The frustrated parents of Sheema Mangar who was run over by a car last September during a robbery are once again questioning the delay in getting the results of fabric samples and are now convinced that the authorities care little about their pain and suffering.
Radica Thakoor and Lalbachan Mangar told Stabroek News last week that the police have now left them in a confused state and they are unsure to whom they must turn next.
Thakoor said that last November Police Commis-sioner Henry Greene told them that the results of the tests to determine whether the fabric found under a car was part of their daughter’s clothing, would be available in January (last month) but that period has passed and nothing is being said.
“He [Greene] tell me January and now that time has passed and nobody can’t give we no answer,” Thakoor added.
When contacted Crime Chief Seelall Persaud said the samples are still at an overseas lab and the police are still awaiting the results.
Asked what might be the reason for the delay, Persaud said it is not cost effective to do the samples one, two or three at a time. It is better to do them in bulk. He said he believes this was one of the reasons for the delay.
“We can’t twist the arm of the lab…,” he said before adding that he could not say when the results would be ready.
Thakoor opined that because she and her family were poor, they would never get justice for her daughter’s death. Despite the setbacks, she said she is hoping that whenever the results are received “it can do something to help this case”.
The woman said that they need closure. “We need to know. Why did she die? I need justice,” she added.
According to Thakoor, if it’s a case that the Guyana Police Force “can’t get the wuk done, then get help from overseas. They should invest money in private detectives.”
She said if the local police had cared about the death of her child and were interested in solving the case, then they would have ensured they had the results by now. “They would have done something and anything to get it,” she added.
The family she said is suffering more and more emotionally. Day-to-day living, she said, is getting harder.
Mangar, 20, was robbed of her mobile phone some time after 6 pm on September 11 as she waited for transportation on North Road close to Camp Street shortly after leaving Demerara Bank where she worked.
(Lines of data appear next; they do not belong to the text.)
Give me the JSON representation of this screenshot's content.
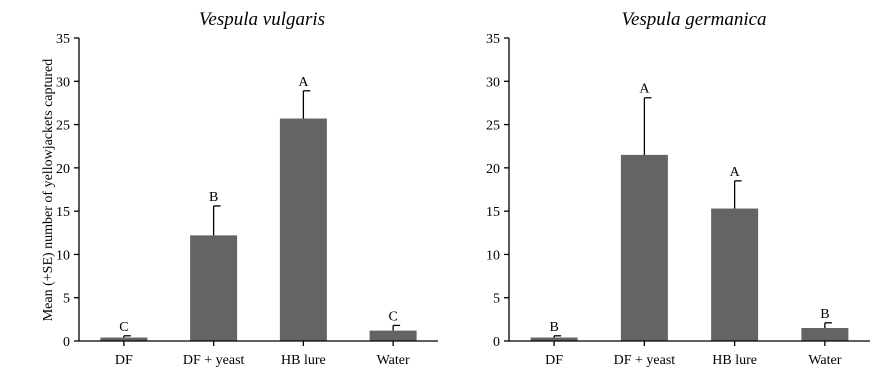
{
  "figure": {
    "ylabel": "Mean (+SE) number of yellowjackets captured"
  },
  "chart_data": [
    {
      "type": "bar",
      "title": "Vespula vulgaris",
      "categories": [
        "DF",
        "DF + yeast",
        "HB lure",
        "Water"
      ],
      "values": [
        0.4,
        12.2,
        25.7,
        1.2
      ],
      "errors": [
        0.2,
        3.4,
        3.2,
        0.6
      ],
      "letters": [
        "C",
        "B",
        "A",
        "C"
      ],
      "ylim": [
        0,
        35
      ],
      "yticks": [
        0,
        5,
        10,
        15,
        20,
        25,
        30,
        35
      ],
      "ytick_labels": [
        "0",
        "5",
        "10",
        "15",
        "20",
        "25",
        "30",
        "35"
      ],
      "ylabel": "Mean (+SE) number of yellowjackets captured",
      "xlabel": "",
      "bar_color": "#646464",
      "grid": false
    },
    {
      "type": "bar",
      "title": "Vespula germanica",
      "categories": [
        "DF",
        "DF + yeast",
        "HB lure",
        "Water"
      ],
      "values": [
        0.4,
        21.5,
        15.3,
        1.5
      ],
      "errors": [
        0.2,
        6.6,
        3.2,
        0.6
      ],
      "letters": [
        "B",
        "A",
        "A",
        "B"
      ],
      "ylim": [
        0,
        35
      ],
      "yticks": [
        0,
        5,
        10,
        15,
        20,
        25,
        30,
        35
      ],
      "ytick_labels": [
        "0",
        "5",
        "10",
        "15",
        "20",
        "25",
        "30",
        "35"
      ],
      "ylabel": "",
      "xlabel": "",
      "bar_color": "#646464",
      "grid": false
    }
  ]
}
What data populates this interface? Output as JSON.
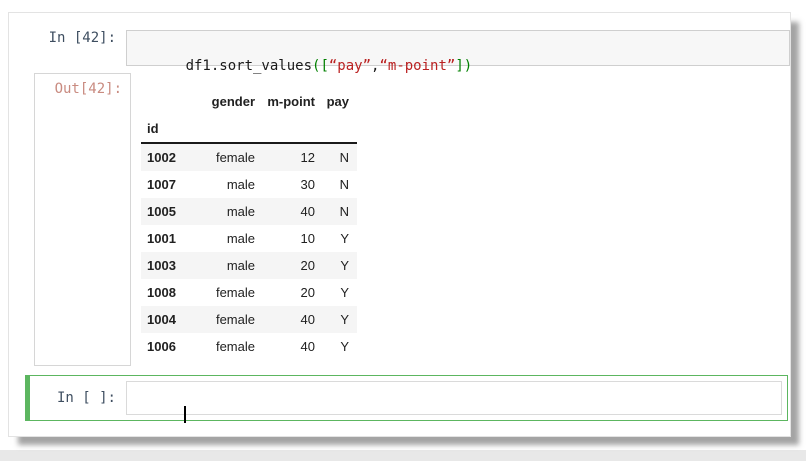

The young woman chased the perpetrator who jumped into a car and ran her down when she tried to stop him from fleeing. She was then dragged from the intersection at Camp Street and North Road to Camp and Church streets. She died hours later at the St Joseph Mercy Hospital from a ruptured spleen, one of the many injuries she sustained.
Several days later the police held a suspect and detained his car but he was later released.
Police investigators recovered fabric under the vehicle that might have come from the clothing Mangar was wearing on the night she was killed.
The fabric was reportedly sent to a lab in Barbados.